By Aaron Blevins, 3/14/2013
Author seeks to designate site as cultural resource
To author Domenic Priore, the former Tower Records location in West Hollywood is more than the site of a dead, iconic record store in dire need of refurbishing; it’s an opportunity to celebrate the area’s music and counter-culture history.
That is why he has applied to have the location at 8801 Sunset Blvd. designated as a cultural resource. His application will be discussed during a West Hollywood Historic Preservation Commission public hearing at 7 p.m. on March 26 at Plummer Park.
“[The site is] just really important,” Priore said. “It was such a central locus for the music industry back in the day. It was really where all the buzz really was.”
He authored “Riot on Sunset Strip: Rock ‘n’ Roll’s Last Stand in Hollywood”, a book about the role The Strip played in uniting music and social consciousness in the greater Los Angeles area in the ‘50s and ‘60s.
Priore, who also wrote for Tower Records’ “Pulse!” magazine in the 1990s, said the store pitched to that counter-culture and its popularity ballooned. The location would eventually host artists as they conducted album signings, promotions and concerts.
“It was where a lot of the pop media and the music behind pop media was coming from in a way,” Priore said. “The center of the music industry … was coming out of that one store.”
Tower Records closed on The Sunset Strip in 2006, and shortly thereafter, Centrum Partners proposed a mixed-use project on the property. The project, which would have brought more than 18,000-square-feet of retail space and 20,000-square-feet of office space, was denied twice by the West Hollywood City Council, mostly due to parking and traffic impacts.

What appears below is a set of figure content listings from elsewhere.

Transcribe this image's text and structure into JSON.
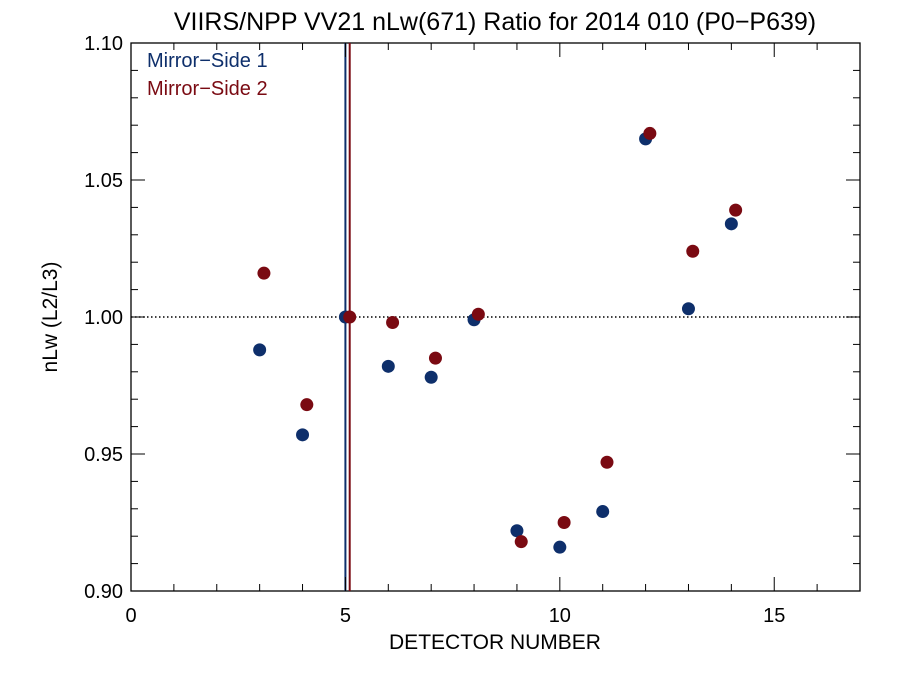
{
  "chart_data": {
    "type": "scatter",
    "title": "VIIRS/NPP VV21 nLw(671) Ratio for 2014 010 (P0−P639)",
    "xlabel": "DETECTOR NUMBER",
    "ylabel": "nLw (L2/L3)",
    "xlim": [
      0,
      17
    ],
    "ylim": [
      0.9,
      1.1
    ],
    "x_ticks": [
      0,
      5,
      10,
      15
    ],
    "x_tick_labels": [
      "0",
      "5",
      "10",
      "15"
    ],
    "y_ticks": [
      0.9,
      0.95,
      1.0,
      1.05,
      1.1
    ],
    "y_tick_labels": [
      "0.90",
      "0.95",
      "1.00",
      "1.05",
      "1.10"
    ],
    "reference_line": {
      "y": 1.0,
      "style": "dotted"
    },
    "vertical_lines": [
      {
        "x": 5.0,
        "series": "Mirror−Side 1"
      },
      {
        "x": 5.1,
        "series": "Mirror−Side 2"
      }
    ],
    "legend_position": "top-left",
    "series": [
      {
        "name": "Mirror−Side 1",
        "color": "#0e2f6b",
        "x": [
          3,
          4,
          5,
          6,
          7,
          8,
          9,
          10,
          11,
          12,
          13,
          14
        ],
        "y": [
          0.988,
          0.957,
          1.0,
          0.982,
          0.978,
          0.999,
          0.922,
          0.916,
          0.929,
          1.065,
          1.003,
          1.034
        ]
      },
      {
        "name": "Mirror−Side 2",
        "color": "#7a0a12",
        "x": [
          3.1,
          4.1,
          5.1,
          6.1,
          7.1,
          8.1,
          9.1,
          10.1,
          11.1,
          12.1,
          13.1,
          14.1
        ],
        "y": [
          1.016,
          0.968,
          1.0,
          0.998,
          0.985,
          1.001,
          0.918,
          0.925,
          0.947,
          1.067,
          1.024,
          1.039
        ]
      }
    ]
  }
}
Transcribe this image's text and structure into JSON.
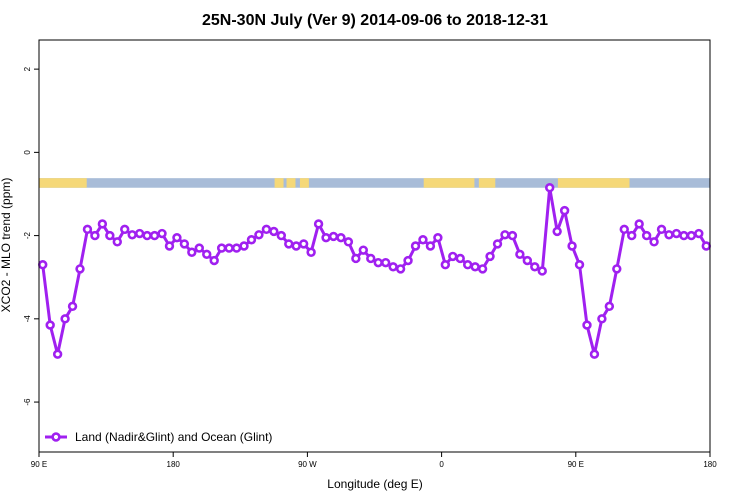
{
  "chart_data": {
    "type": "line",
    "title": "25N-30N July (Ver 9)   2014-09-06 to 2018-12-31",
    "xlabel": "Longitude (deg E)",
    "ylabel": "XCO2 - MLO trend (ppm)",
    "xlim": [
      90,
      540
    ],
    "ylim": [
      -7.2,
      2.7
    ],
    "x_ticks": [
      {
        "value": 90,
        "label": "90 E"
      },
      {
        "value": 180,
        "label": "180"
      },
      {
        "value": 270,
        "label": "90 W"
      },
      {
        "value": 360,
        "label": "0"
      },
      {
        "value": 450,
        "label": "90 E"
      },
      {
        "value": 540,
        "label": "180"
      }
    ],
    "y_ticks": [
      {
        "value": 2,
        "label": "2"
      },
      {
        "value": 0,
        "label": "0"
      },
      {
        "value": -2,
        "label": "-2"
      },
      {
        "value": -4,
        "label": "-4"
      },
      {
        "value": -6,
        "label": "-6"
      }
    ],
    "grid": false,
    "legend_position": "bottom-left",
    "series": [
      {
        "name": "Land (Nadir&Glint) and Ocean (Glint)",
        "color": "#a020f0",
        "x": [
          92.5,
          97.5,
          102.5,
          107.5,
          112.5,
          117.5,
          122.5,
          127.5,
          132.5,
          137.5,
          142.5,
          147.5,
          152.5,
          157.5,
          162.5,
          167.5,
          172.5,
          177.5,
          182.5,
          187.5,
          192.5,
          197.5,
          202.5,
          207.5,
          212.5,
          217.5,
          222.5,
          227.5,
          232.5,
          237.5,
          242.5,
          247.5,
          252.5,
          257.5,
          262.5,
          267.5,
          272.5,
          277.5,
          282.5,
          287.5,
          292.5,
          297.5,
          302.5,
          307.5,
          312.5,
          317.5,
          322.5,
          327.5,
          332.5,
          337.5,
          342.5,
          347.5,
          352.5,
          357.5,
          362.5,
          367.5,
          372.5,
          377.5,
          382.5,
          387.5,
          392.5,
          397.5,
          402.5,
          407.5,
          412.5,
          417.5,
          422.5,
          427.5,
          432.5,
          437.5,
          442.5,
          447.5,
          452.5,
          457.5,
          462.5,
          467.5,
          472.5,
          477.5,
          482.5,
          487.5,
          492.5,
          497.5,
          502.5,
          507.5,
          512.5,
          517.5,
          522.5,
          527.5,
          532.5,
          537.5
        ],
        "y": [
          -2.7,
          -4.15,
          -4.85,
          -4.0,
          -3.7,
          -2.8,
          -1.85,
          -2.0,
          -1.72,
          -2.0,
          -2.15,
          -1.85,
          -1.98,
          -1.95,
          -2.0,
          -2.0,
          -1.95,
          -2.25,
          -2.05,
          -2.2,
          -2.4,
          -2.3,
          -2.45,
          -2.6,
          -2.3,
          -2.3,
          -2.3,
          -2.25,
          -2.1,
          -1.98,
          -1.85,
          -1.9,
          -2.0,
          -2.2,
          -2.25,
          -2.2,
          -2.4,
          -1.72,
          -2.05,
          -2.02,
          -2.05,
          -2.15,
          -2.55,
          -2.35,
          -2.55,
          -2.65,
          -2.65,
          -2.75,
          -2.8,
          -2.6,
          -2.25,
          -2.1,
          -2.25,
          -2.05,
          -2.7,
          -2.5,
          -2.55,
          -2.7,
          -2.75,
          -2.8,
          -2.5,
          -2.2,
          -1.98,
          -2.0,
          -2.45,
          -2.6,
          -2.75,
          -2.85,
          -0.85,
          -1.9,
          -1.4,
          -2.25,
          -2.7,
          -4.15,
          -4.85,
          -4.0,
          -3.7,
          -2.8,
          -1.85,
          -2.0,
          -1.72,
          -2.0,
          -2.15,
          -1.85,
          -1.98,
          -1.95,
          -2.0,
          -2.0,
          -1.95,
          -2.25
        ]
      }
    ],
    "surface_band": {
      "y_range": [
        -0.62,
        -0.85
      ],
      "land_color": "#f5d878",
      "ocean_color": "#a8bcd8",
      "land_segments": [
        [
          90,
          122
        ],
        [
          248,
          254
        ],
        [
          256,
          262
        ],
        [
          265,
          271
        ],
        [
          348,
          382
        ],
        [
          385,
          396
        ],
        [
          438,
          486
        ]
      ]
    }
  }
}
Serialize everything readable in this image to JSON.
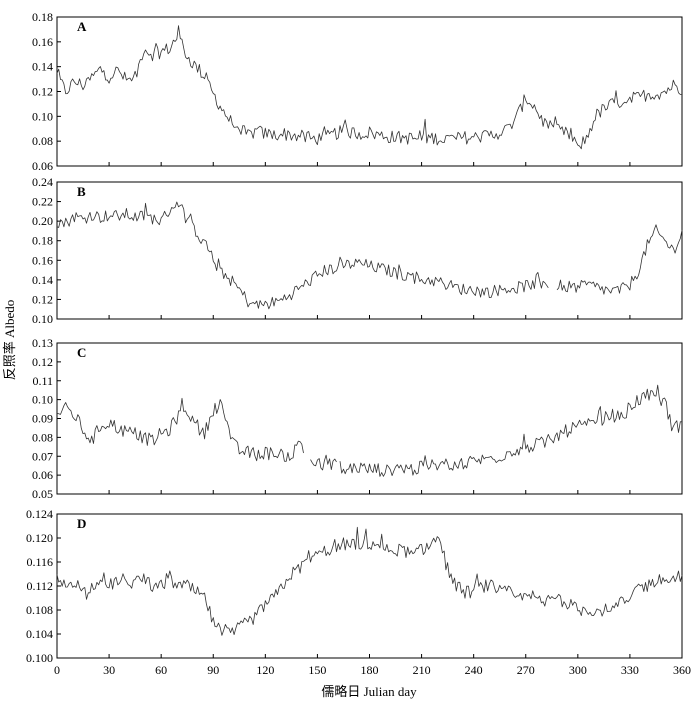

If Centrum Partners were to propose a different project, they would essentially be forced to start from scratch, said Brian Lewis, of Marathon Communications, the developer’s public relations firm. Sol Barket, the head of Centrum, declined an interview for this story.
During the environmental impact report phase of the project, EDAW Inc. conducted a cultural resources assessment of the property, which is still owned by Centrum Partners. The assessment concluded that the site, now a clothing store, was not fit for such a designation.
“Removal of the signage and painting scheme has damaged the integrity of the site to the point where it no longer has the capacity to communicate or represent its former notable identity as a music store,” the report states. “In its present condition, this is a location rather than a historic site where integrity merits preservation.”
Nevertheless, Priore said he would like to see the site become a cultural resource center that celebrates The Strip’s history. Since the site is near several hotels, the location could be a major tourist draw, he said.
“Any tourist from any part of the world wants to go to some kind of a place like that and get a sense of why this place is important,” Priore added.
He referenced Hollywood and Vine, where there is little history on site to alert tourists to the significance of the intersection.
Priore said the Tower Records location has great visibility, and has plenty of space for such a use. Although music has evolved through the digital age, many people still enjoy records, he said. Priore mentioned popularity of Record Store Day, which is held every April.
“People still have an identity with [Tower Records],” he added. “It’s like something out of the Old West.”
Priore, who lives in Tujunga, said a “sophisticated” museum that could paint a picture of The Strip prior to its “contemporary incarnate” would be a landmark that addresses West Hollywood’s role in music and social change.
“There’s a tremendous amount of history there,” he said. “And it crosses music. It crosses movies.”
The author said he has fought for a cultural resource designation before. He said that in 2010 he helped save the Venice West Cafe, which was of significance to the Beat Generation.
West Hollywood planning manager John Keho said that if a cultural resource designation is approved, a structure can still be altered, though it depends on what the building project is. If developers wanted to tear the building down, they could theoretically do so, but it’s a longer, drawn-out process, he said. If they wanted to renovate the building, they must not compromise its historic character, Keho said.
“Once something is designated, there can be changes to the building, but you don’t want to do the renovations in a way that would detract from or eliminate or remove the character-defining features,” he said, adding that the city has a set of guidelines that planners use to determine what work can and can’t be completed.